The attack was on Sedea, a village on the banks of the Euphrates eight miles from Syria. According to the US military, it had been taken over by al-Qa'ida in Iraq, the group headed by Abu Musab al-Zarqawi, and was being used as a base for foreign fighters entering from Syria.
But insurgent activity continued elsewhere. In Baghdad, the brother of Bayan Jabr Solagh, the Interior Minister, was kidnapped yesterday evening. An hour earlier, Firas Marid, the son of another senior official in the ministry, was seized by gunmen in Taji, north of Baghdad, and in Basra, in the south, a roadside bomb killed a Danish soldier - only the second to die in Iraq.
Columns of smoke were reported to be rising from Sedea after air strikes. Helicopters fired on three vehicles along the way, two of themcarrying suicide bombers and the third being loaded with weapons, according to CNN.

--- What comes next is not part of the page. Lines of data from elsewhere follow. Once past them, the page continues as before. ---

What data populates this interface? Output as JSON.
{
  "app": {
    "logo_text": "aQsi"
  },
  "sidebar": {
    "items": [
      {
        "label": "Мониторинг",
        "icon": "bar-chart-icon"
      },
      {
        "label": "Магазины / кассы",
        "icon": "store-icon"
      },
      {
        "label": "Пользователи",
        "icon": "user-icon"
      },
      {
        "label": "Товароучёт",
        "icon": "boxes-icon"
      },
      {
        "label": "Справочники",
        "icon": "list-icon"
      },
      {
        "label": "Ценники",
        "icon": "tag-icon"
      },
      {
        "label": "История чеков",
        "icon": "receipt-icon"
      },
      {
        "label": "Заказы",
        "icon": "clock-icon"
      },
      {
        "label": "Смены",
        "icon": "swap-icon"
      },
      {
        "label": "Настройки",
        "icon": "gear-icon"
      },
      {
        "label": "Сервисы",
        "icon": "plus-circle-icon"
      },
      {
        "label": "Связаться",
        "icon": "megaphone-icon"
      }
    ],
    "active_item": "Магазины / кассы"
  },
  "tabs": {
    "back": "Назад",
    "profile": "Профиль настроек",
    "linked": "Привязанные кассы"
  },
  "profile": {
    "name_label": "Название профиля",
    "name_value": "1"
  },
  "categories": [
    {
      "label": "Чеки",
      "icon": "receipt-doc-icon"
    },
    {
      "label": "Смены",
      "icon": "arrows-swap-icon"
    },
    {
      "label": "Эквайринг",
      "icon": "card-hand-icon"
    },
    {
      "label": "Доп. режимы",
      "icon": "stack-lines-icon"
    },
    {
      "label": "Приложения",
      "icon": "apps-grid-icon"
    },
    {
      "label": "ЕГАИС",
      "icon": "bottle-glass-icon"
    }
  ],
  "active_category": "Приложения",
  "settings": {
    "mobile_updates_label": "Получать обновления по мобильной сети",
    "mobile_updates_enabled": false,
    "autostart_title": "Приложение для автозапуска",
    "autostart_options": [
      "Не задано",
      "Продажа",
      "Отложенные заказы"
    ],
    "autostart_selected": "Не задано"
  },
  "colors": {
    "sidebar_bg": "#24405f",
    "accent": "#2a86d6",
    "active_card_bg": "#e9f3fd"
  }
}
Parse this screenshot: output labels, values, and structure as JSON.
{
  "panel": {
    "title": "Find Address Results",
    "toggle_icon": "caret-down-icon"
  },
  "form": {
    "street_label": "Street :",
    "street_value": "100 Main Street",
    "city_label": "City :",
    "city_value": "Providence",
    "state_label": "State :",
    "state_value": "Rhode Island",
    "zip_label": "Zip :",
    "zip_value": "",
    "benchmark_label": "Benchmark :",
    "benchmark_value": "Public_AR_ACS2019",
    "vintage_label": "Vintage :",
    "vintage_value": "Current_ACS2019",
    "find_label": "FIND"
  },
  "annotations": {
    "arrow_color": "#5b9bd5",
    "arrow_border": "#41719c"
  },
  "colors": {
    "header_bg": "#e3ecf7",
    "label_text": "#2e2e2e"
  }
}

The village is in Anbar, a vast, almost exclusively Sunni Muslim province stretching west from Baghdad to Syria. US and Iraqi troops had been bracing themselves for violence in Anbar and three other Sunni provinces where the fate of the constitution will be decided in the referendum on 15 October. "It is very simple," said Saad, a Shia from Baquba, the capital of Diyala province. "Here the Sunni support the insurgents and the Shias support the government. If this goes on, there will be civil war and rivers of blood."
The Sunni see the new federal decentralisation of power as the end of a united state. The Kurds and Shias drew up the constitution so, for the first time, they will hold power.

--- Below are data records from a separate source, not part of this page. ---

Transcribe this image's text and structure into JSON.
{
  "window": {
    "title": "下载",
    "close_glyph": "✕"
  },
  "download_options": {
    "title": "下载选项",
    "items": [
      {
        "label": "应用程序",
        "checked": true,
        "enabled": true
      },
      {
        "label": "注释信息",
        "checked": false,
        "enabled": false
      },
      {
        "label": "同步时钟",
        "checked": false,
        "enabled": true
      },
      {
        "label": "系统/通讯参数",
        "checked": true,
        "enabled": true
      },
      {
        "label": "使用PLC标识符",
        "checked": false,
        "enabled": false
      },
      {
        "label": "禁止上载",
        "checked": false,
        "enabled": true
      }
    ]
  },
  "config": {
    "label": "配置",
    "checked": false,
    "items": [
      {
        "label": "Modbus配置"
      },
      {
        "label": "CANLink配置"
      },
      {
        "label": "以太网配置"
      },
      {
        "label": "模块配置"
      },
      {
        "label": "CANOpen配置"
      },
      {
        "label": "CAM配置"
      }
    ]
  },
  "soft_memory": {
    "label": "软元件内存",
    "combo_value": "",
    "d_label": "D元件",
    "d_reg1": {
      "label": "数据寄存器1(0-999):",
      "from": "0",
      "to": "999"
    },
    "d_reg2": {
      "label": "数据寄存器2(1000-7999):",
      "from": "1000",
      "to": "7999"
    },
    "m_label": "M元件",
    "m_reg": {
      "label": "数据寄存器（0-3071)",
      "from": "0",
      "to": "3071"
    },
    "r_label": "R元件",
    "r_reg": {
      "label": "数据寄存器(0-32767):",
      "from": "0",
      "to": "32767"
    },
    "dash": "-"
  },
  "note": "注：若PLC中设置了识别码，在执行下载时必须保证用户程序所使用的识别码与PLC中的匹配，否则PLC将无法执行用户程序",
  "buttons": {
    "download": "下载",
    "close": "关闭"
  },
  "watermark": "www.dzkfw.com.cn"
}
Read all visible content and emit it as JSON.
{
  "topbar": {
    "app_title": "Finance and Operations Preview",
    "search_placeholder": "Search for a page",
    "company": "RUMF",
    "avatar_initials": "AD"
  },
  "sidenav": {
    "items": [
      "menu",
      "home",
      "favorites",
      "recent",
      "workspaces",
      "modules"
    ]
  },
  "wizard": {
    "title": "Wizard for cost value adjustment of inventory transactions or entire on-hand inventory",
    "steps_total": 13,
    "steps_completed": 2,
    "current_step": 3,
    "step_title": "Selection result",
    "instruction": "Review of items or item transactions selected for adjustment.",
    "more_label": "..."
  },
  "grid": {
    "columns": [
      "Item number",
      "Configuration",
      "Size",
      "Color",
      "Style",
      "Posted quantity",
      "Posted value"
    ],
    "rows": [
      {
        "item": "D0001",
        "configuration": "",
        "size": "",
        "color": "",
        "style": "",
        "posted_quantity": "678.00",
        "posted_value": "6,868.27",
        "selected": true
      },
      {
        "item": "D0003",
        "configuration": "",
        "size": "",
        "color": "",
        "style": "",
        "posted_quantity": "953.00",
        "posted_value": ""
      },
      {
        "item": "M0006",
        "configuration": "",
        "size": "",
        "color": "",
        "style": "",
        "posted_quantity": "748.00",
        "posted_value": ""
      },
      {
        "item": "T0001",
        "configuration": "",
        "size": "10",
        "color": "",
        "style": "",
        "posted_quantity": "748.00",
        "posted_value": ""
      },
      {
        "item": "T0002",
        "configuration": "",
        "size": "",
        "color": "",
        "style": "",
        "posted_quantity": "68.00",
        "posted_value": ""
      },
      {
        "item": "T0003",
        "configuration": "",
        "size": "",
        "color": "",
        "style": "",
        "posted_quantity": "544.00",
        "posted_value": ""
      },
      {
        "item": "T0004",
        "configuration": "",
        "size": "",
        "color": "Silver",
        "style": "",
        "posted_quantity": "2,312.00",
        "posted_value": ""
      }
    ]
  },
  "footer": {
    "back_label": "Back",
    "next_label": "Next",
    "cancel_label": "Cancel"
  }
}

To block the constitution, the Sunni need to win two-thirds of the votes cast in three of Iraq's 18 provinces. There are only four provinces - Anbar, Nineveh, Salahudin and Diyala - where they are in a majority, but even in these they will have their work cut out.
In Mosul, the capital of Nineveh province and the largest Sunni Arab city, Abu Younis, the owner of a car spare parts shop, was pessimistic about the Sunni defeating the constitution. He said: "There are two reasons why we will fail. We are not united enough all to say no and the Shias are. Also [the Grand Ayatollah Ali] al-Sistani has told them to vote for the constitution, and they will do so."

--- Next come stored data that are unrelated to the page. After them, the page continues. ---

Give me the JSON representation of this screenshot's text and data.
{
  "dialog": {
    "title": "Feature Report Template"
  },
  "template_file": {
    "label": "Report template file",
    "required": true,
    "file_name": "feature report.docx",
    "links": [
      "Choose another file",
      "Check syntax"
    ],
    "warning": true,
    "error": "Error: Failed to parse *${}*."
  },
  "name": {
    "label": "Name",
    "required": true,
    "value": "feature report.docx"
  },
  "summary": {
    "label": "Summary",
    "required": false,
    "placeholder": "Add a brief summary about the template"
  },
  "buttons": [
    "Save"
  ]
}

This is probably an accurate assessment. Only in Anbar is there likely to be a two-thirds majority against. Elsewhere some will not vote because they are heeding Zarqawi's call for a boycott, or because they think it is too dangerous.
The Iraqi government takes comfort in the belief that if the Sunni vote, this shows their involvement in the political process, unlike in the January election when they boycotted the poll. Yet if the Sunni fail to stop the constitution, despite voting, this may alienate them further. There are other reasons why the Sunni turnout may be low. The US and Iraqi army have just captured the mainly Sunni Turkoman city of Tal Afar, west of Mosul. "The Americans are attacking all the Sunni cities like Fallujah, Ramadi, Baquba, Samarra and Tikrit, so how can people vote?" asked Abu Younis.
But the best chance of the Sunni blocking the constitution may have been lost because of the devastating car bomb attacks on Shia civilians. The religious-nationalist Shia leader Muqtada al-Sadr has shown little enthusiasm for the constitution but, with the Shias under attack, he can hardly form an electoral pact with the Sunnis. In any case, his support is mainly in Baghdad.